Could you share more about the tests where you found the panic?
Could you share more about the tests where you found the panic?
@mdelapenya Hi. It happened intermittently on our Github Action server managed by our company and unfortunately I cannot access the server. But, I'm sure the server doesn't have enough resource like cpu, mem. So I think It is because the container has been deleted unexpectedly.
I tested on my local to check the case. Here is a sample test code. I hope it makes sense to you.
-
run the test code using debug mode and catch it by break point at L733.

-
go to State() -> nspectRawContainer() -> provider.client.ContainerInspect() and stop at 18L.

-
delete container.

-
Step over and confirm error is returned.

-
go back to State() and confirm c.raw is called without init.

-
NPE

Thanks for such detailed report!
That seems correct: at the moment the container exits for any reasons (resource limits?) before the inspectRaw func is called, then any call to State should fail.
I'm still in here:
I'm tracing back to the root cause, and noticed that the return of the raw value was changed in https://github.com/testcontainers/testcontainers-go/pull/271, from nil > c.raw.State.
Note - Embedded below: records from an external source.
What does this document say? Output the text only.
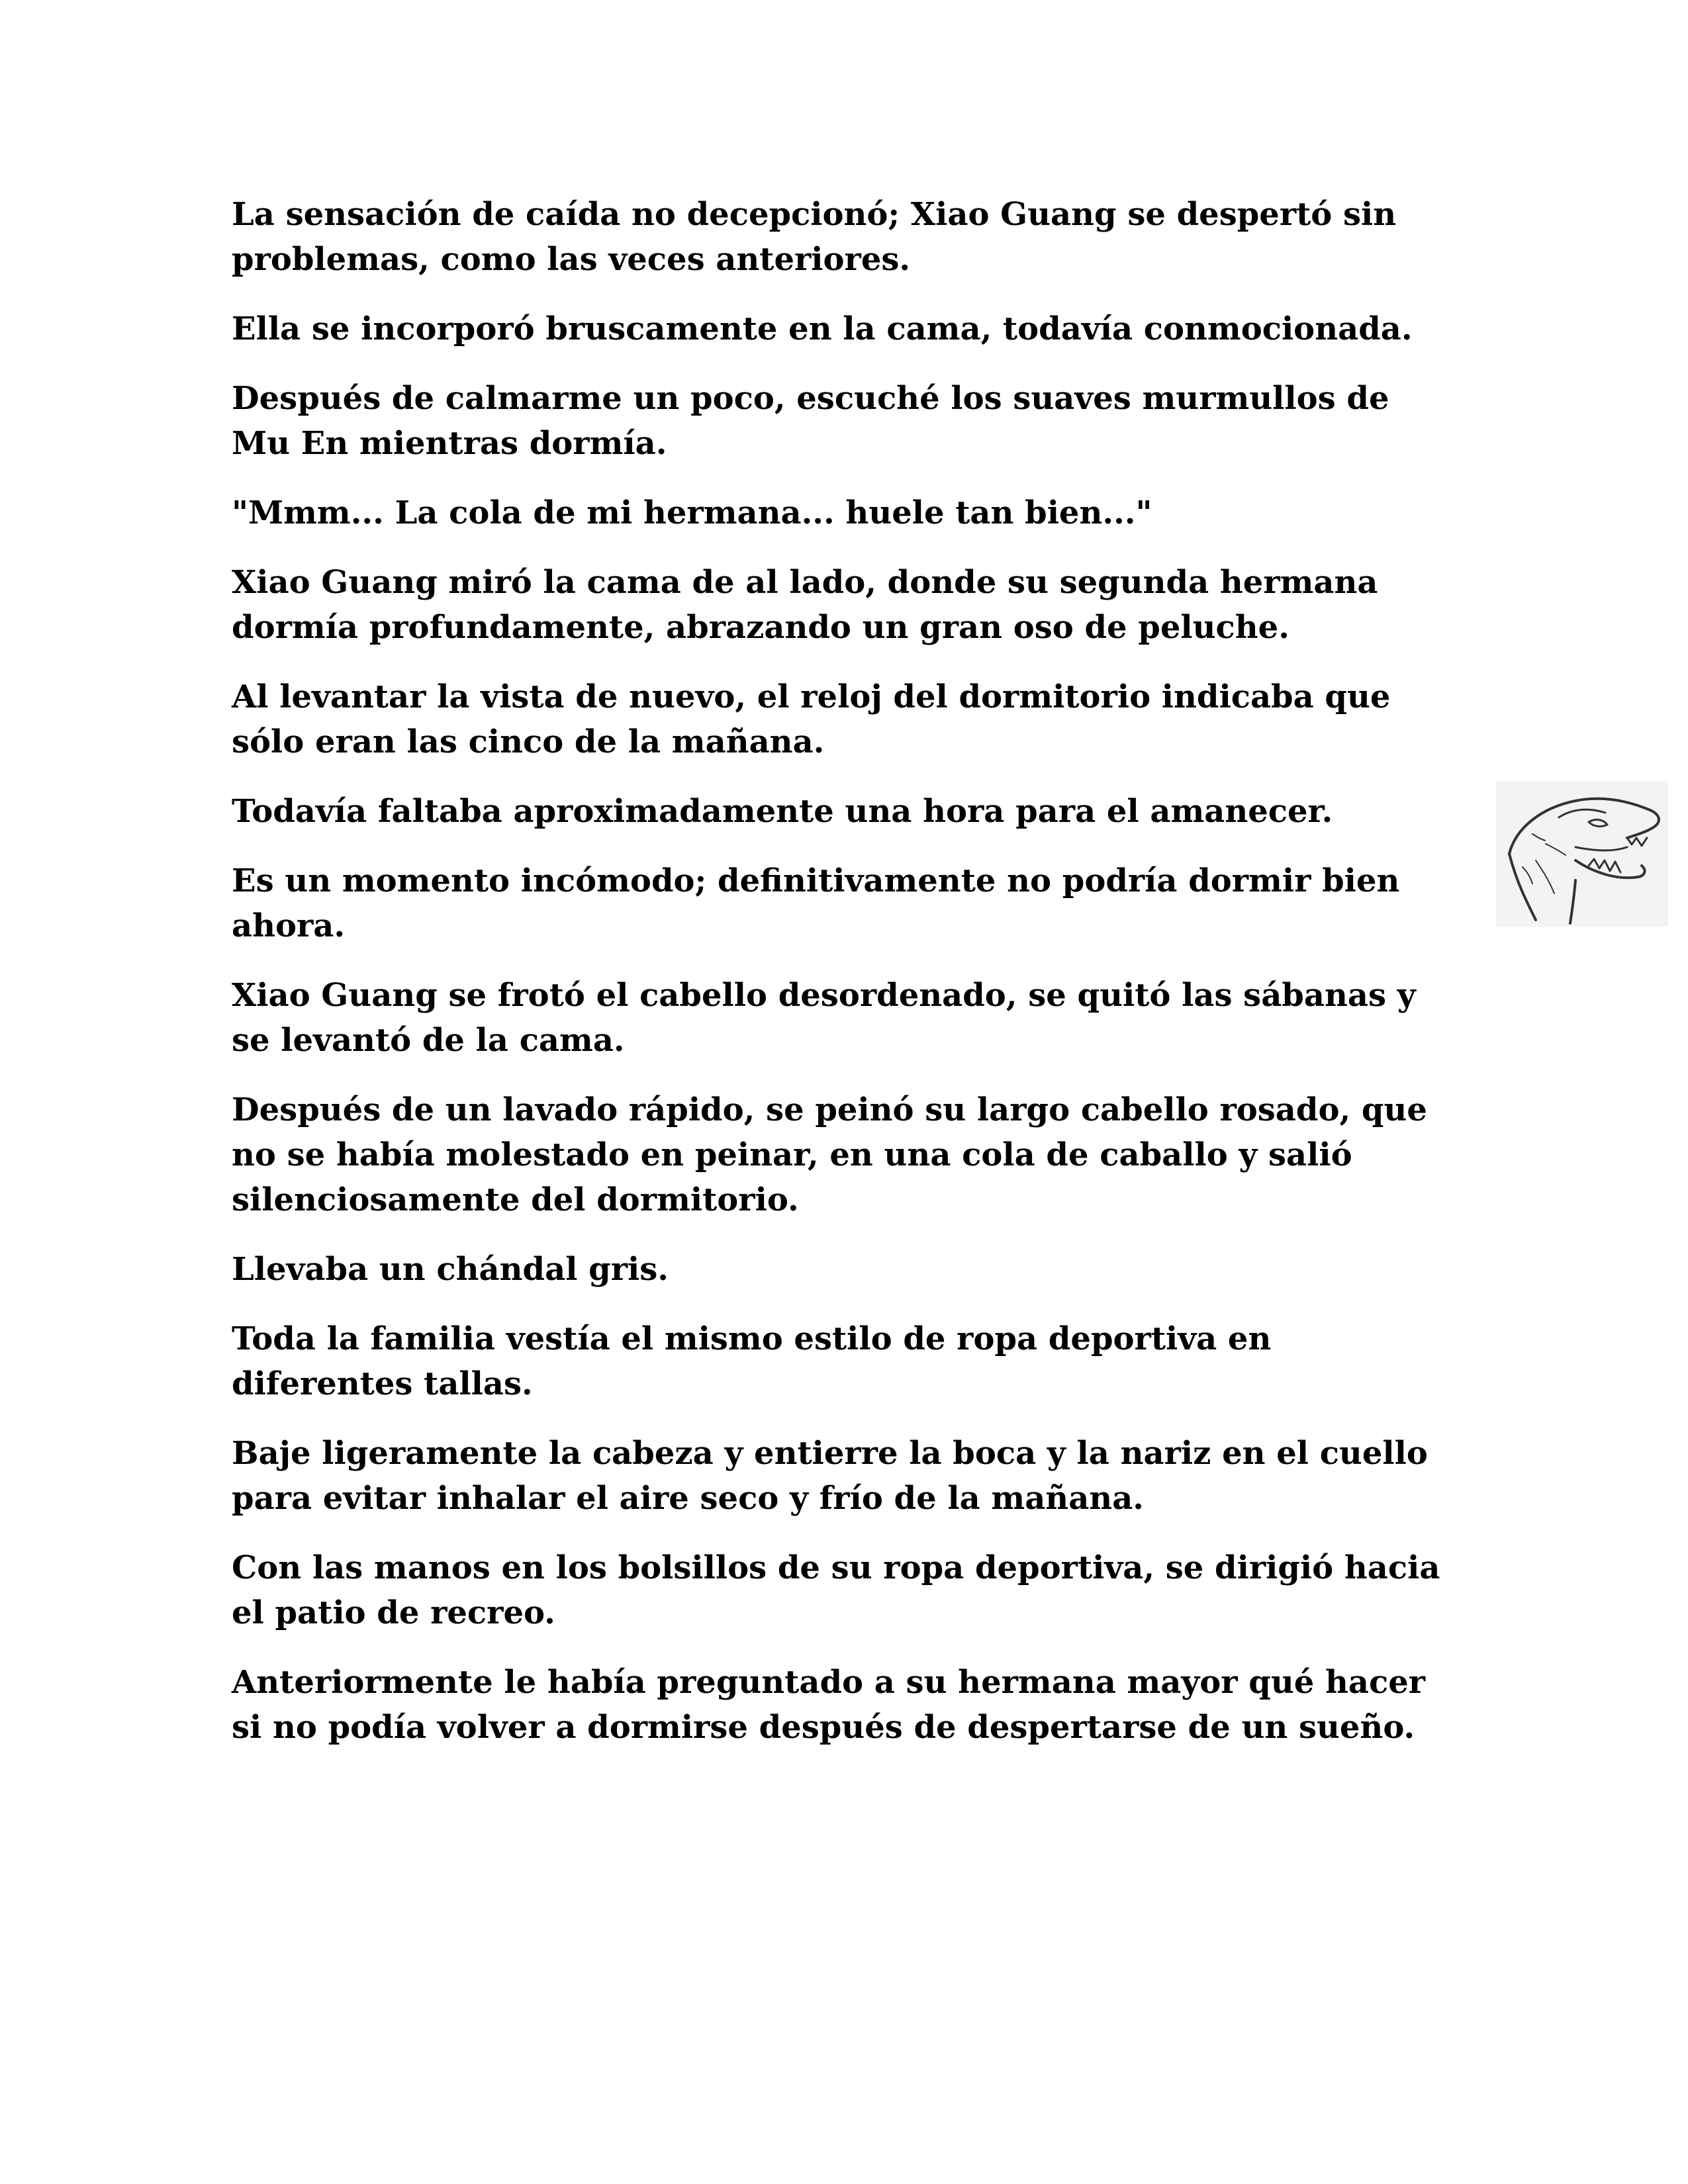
La sensación de caída no decepcionó; Xiao Guang se despertó sin problemas, como las veces anteriores.

Ella se incorporó bruscamente en la cama, todavía conmocionada.

Después de calmarme un poco, escuché los suaves murmullos de Mu En mientras dormía.

"Mmm... La cola de mi hermana... huele tan bien..."

Xiao Guang miró la cama de al lado, donde su segunda hermana dormía profundamente, abrazando un gran oso de peluche.

Al levantar la vista de nuevo, el reloj del dormitorio indicaba que sólo eran las cinco de la mañana.

Todavía faltaba aproximadamente una hora para el amanecer.

Es un momento incómodo; definitivamente no podría dormir bien ahora.

Xiao Guang se frotó el cabello desordenado, se quitó las sábanas y se levantó de la cama.

Después de un lavado rápido, se peinó su largo cabello rosado, que no se había molestado en peinar, en una cola de caballo y salió silenciosamente del dormitorio.

Llevaba un chándal gris.

Toda la familia vestía el mismo estilo de ropa deportiva en diferentes tallas.

Baje ligeramente la cabeza y entierre la boca y la nariz en el cuello para evitar inhalar el aire seco y frío de la mañana.

Con las manos en los bolsillos de su ropa deportiva, se dirigió hacia el patio de recreo.

Anteriormente le había preguntado a su hermana mayor qué hacer si no podía volver a dormirse después de despertarse de un sueño.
I'm currently trying to identify why that need, and why there has no other complain about that very suspicious condition.
It seems that returning nil on error would make sense, although I want to check all possible the implications from that issue.
@doubleknd26 I'm able to reproduce it with this simple test:
func TestContainerStateAfterTermination(t *testing.T) {
ctx := context.Background()
nginxA, err := GenericContainer(ctx, GenericContainerRequest{
ProviderType: providerType,
ContainerRequest: ContainerRequest{
Image: nginxAlpineImage,
ExposedPorts: []string{
nginxDefaultPort,
},
},
Started: true,
})
if err != nil {
t.Fatal(err)
}
err = nginxA.Terminate(ctx)
if err != nil {
t.Fatal(err)
}
state, err := nginxA.State(ctx)
assert.Nil(t, state, "expected nil container inspect.")
assert.Error(t, err, "expected error from container inspect.")
}
The error comes because the State func is called after the container is terminated (probably something the user should know), but the library should be resilient enough to not panic and return a nil JSON state.
I'm elaborating a fix at this moment. Thanks again for the report!